Patients at high risk of developing AECB need specific therapeutic strategies aimed at improving their outcome, and these were discussed by Professor S. Ragnar Norrby, Department of Infectious Diseases and Medical Microbiology, University of Lund, Lund, Sweden. He defined those at increased risk as having underlying respiratory illnesses, dyspnoea, fever, or prior admission to hospital, being from a chronic care facility, or having received prior antibiotics. In the past, these patients have been managed with penicillins, cephalosporins, and macrolides, but this situation is rapidly changing with the increasing emergence of resistance worldwide. Resistance to tetracyclines is also widespread. Fluoroquinolones have risen in prominence as they are recognised as having good activity against all of the most common pathogens, and agents such as levofloxacin also cover atypicals and resistant species. Levofloxacin shows no cross resistance with other classes of antibiotics, can be administered parenterally, and has exceptional (almost 100%) oral bioavailability, making sequential therapy easy to administer.

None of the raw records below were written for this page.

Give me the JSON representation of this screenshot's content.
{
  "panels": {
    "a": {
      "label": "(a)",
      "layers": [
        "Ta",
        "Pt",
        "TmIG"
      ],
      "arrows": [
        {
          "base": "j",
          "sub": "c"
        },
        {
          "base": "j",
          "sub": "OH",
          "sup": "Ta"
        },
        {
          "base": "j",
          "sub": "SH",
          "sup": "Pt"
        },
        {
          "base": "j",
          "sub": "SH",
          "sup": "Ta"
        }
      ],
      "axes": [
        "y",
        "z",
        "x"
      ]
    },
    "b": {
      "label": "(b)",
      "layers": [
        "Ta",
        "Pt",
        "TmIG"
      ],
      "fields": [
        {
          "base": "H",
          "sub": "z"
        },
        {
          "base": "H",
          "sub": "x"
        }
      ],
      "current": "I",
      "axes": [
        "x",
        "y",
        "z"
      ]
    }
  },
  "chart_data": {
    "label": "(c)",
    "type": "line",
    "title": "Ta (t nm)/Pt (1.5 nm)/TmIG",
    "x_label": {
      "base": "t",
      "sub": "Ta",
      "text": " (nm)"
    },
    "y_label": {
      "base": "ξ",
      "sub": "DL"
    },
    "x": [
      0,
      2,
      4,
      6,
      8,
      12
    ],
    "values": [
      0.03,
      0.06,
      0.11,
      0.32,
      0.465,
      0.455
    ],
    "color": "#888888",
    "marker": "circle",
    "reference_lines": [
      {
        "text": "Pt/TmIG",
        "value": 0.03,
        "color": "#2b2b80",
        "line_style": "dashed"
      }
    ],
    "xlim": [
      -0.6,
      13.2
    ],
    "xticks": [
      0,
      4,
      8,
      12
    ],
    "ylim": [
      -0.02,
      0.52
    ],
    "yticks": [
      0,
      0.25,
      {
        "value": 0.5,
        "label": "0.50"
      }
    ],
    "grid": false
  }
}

In addition due to having a long half-life and advantageous pharmacokinetic features, levofloxacin has a very convenient once-daily dosing schedule.A recent study has confirmed that once-daily levofloxacin 500mg was very effective and was better at bacterial eradication than was standard cephalosporin treatment (Table 6). Clinical trials have proved levofloxacin to be effective in AECB and it is well tolerated. In addition, levofloxacin is safer than other anti-pneumococcal agents, with many of the alternative agents having been withdrawn due to unacceptable toxicity

Table 6. Bacterial eradication rates following once-daily levofloxacin treatment versus cephalosporins
Table6

Taken together, these presentations provided an excellent look at how best to manage patients who present with CAP or AECB. These are common conditions requiring well thought out strategies that can be of practical benefit to the physician. The patients are divided into specific subgroups requiring different approaches for each. These include those at high risk of developing severe disease, as well as those who have failed initial therapy. The approaches are evidence based and supported by the most recent IDSA guidelines for management of these infections. The recurring theme throughout the presentations is the need for a correct diagnosis, followed by risk assessment, which allows optimal management to be instigated. In many of the patients with LRTIs, it is becoming apparent that fluoroquinolones are playing an increasingly pivotal role in treatment.